Ne yazık ki, emperyalist saldırganlık ve abluka siyaseti sadece uluslararası güç dengelerinde sahip olduğu oransız güçle değil, gerek gördüğünde kendisine içeriden destekçiler bularak da yoluna devam etmektedir. Bu açıdan Filistin kavgası akidevi/ideolojik kimliği bulanık, direniş iradesi zayıf unsurların birtakım küçük hesaplarla davrandıklarında düşmanla aynı paralele düşebildiklerini gösteren somut bir görüntü sunmaktadır.

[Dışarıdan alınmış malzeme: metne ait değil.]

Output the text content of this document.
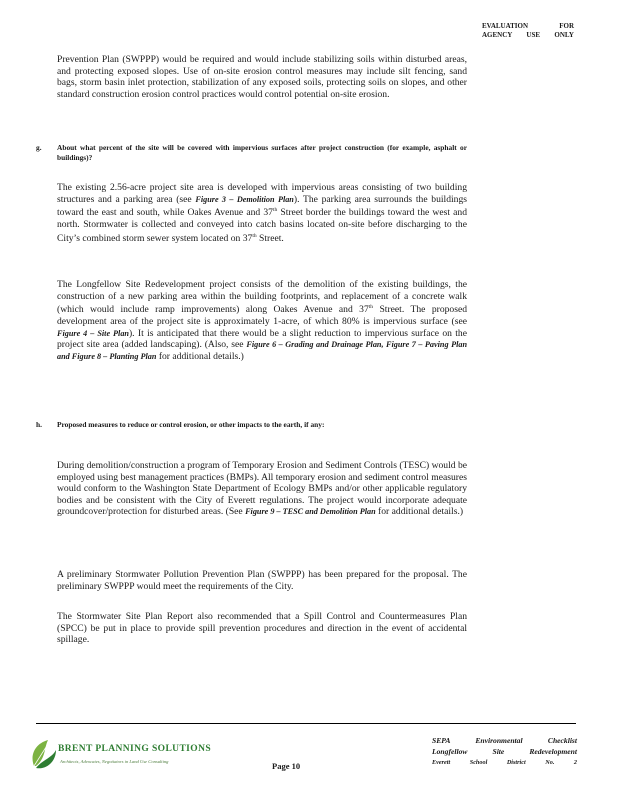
EVALUATION FOR
AGENCY USE ONLY

Prevention Plan (SWPPP) would be required and would include stabilizing soils within disturbed areas, and protecting exposed slopes. Use of on-site erosion control measures may include silt fencing, sand bags, storm basin inlet protection, stabilization of any exposed soils, protecting soils on slopes, and other standard construction erosion control practices would control potential on-site erosion.

g. About what percent of the site will be covered with impervious surfaces after project construction (for example, asphalt or buildings)?

The existing 2.56-acre project site area is developed with impervious areas consisting of two building structures and a parking area (see Figure 3 – Demolition Plan). The parking area surrounds the buildings toward the east and south, while Oakes Avenue and 37th Street border the buildings toward the west and north. Stormwater is collected and conveyed into catch basins located on-site before discharging to the City’s combined storm sewer system located on 37th Street.

The Longfellow Site Redevelopment project consists of the demolition of the existing buildings, the construction of a new parking area within the building footprints, and replacement of a concrete walk (which would include ramp improvements) along Oakes Avenue and 37th Street. The proposed development area of the project site is approximately 1-acre, of which 80% is impervious surface (see Figure 4 – Site Plan). It is anticipated that there would be a slight reduction to impervious surface on the project site area (added landscaping). (Also, see Figure 6 – Grading and Drainage Plan, Figure 7 – Paving Plan and Figure 8 – Planting Plan for additional details.)

h. Proposed measures to reduce or control erosion, or other impacts to the earth, if any:

During demolition/construction a program of Temporary Erosion and Sediment Controls (TESC) would be employed using best management practices (BMPs). All temporary erosion and sediment control measures would conform to the Washington State Department of Ecology BMPs and/or other applicable regulatory bodies and be consistent with the City of Everett regulations. The project would incorporate adequate groundcover/protection for disturbed areas. (See Figure 9 – TESC and Demolition Plan for additional details.)

A preliminary Stormwater Pollution Prevention Plan (SWPPP) has been prepared for the proposal. The preliminary SWPPP would meet the requirements of the City.

The Stormwater Site Plan Report also recommended that a Spill Control and Countermeasures Plan (SPCC) be put in place to provide spill prevention procedures and direction in the event of accidental spillage.

BRENT PLANNING SOLUTIONS
Architects, Advocates, Negotiators in Land Use Consulting	Page 10
SEPA Environmental Checklist
Longfellow Site Redevelopment
Everett School District No.	2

Tüm bu kuşatılmışlığa karşın Hamas'ın azimle kararlılıkla direndiğini görüyoruz. Öyle bir kuşatılmışlık ki bu, sadece kafir, zalim güçlerce yürütülmüyor. Bu noktada Filistin'de süregelen drama sessiz kalan, dayanışma sorumluluğunu ifa için çaba göstermeyen herkes bu zulme ortaklık ediyor demektir. Filistin direnişine gerektiği oranda sahip çıkmayan; paylaşma ve fedakârlık duygularıyla hareket etmeyen herkes dolaylı da olsa kuşatmaya katkı sunmuş olmaktadır. Bu durumda biz de safımızı netleştirmek ve kuşatma politikasına karşı direniş iradesini güçlendirmeye yönelik etkinliklere, çabalara yönelmek durumundayız. Bilelim ki emperyalist-siyonist cephenin Filistin'de direniş iradesinin zayıflatılması ya da zaafa uğratılmasına yönelik planlarını boşa çıkartmak sadece Filistin mücadelesine karşı sorumluluğumuzun değil, ümmetin varlığına, hayatiyetine ilişkin sorumluluğumuzun da bir gereğidir.
Dipnotlar:
1- Tanya Reinhart, "Hamas Hükümeti Tanınmalıdır!", Yediot Aharonot, 1 Haziran 2006.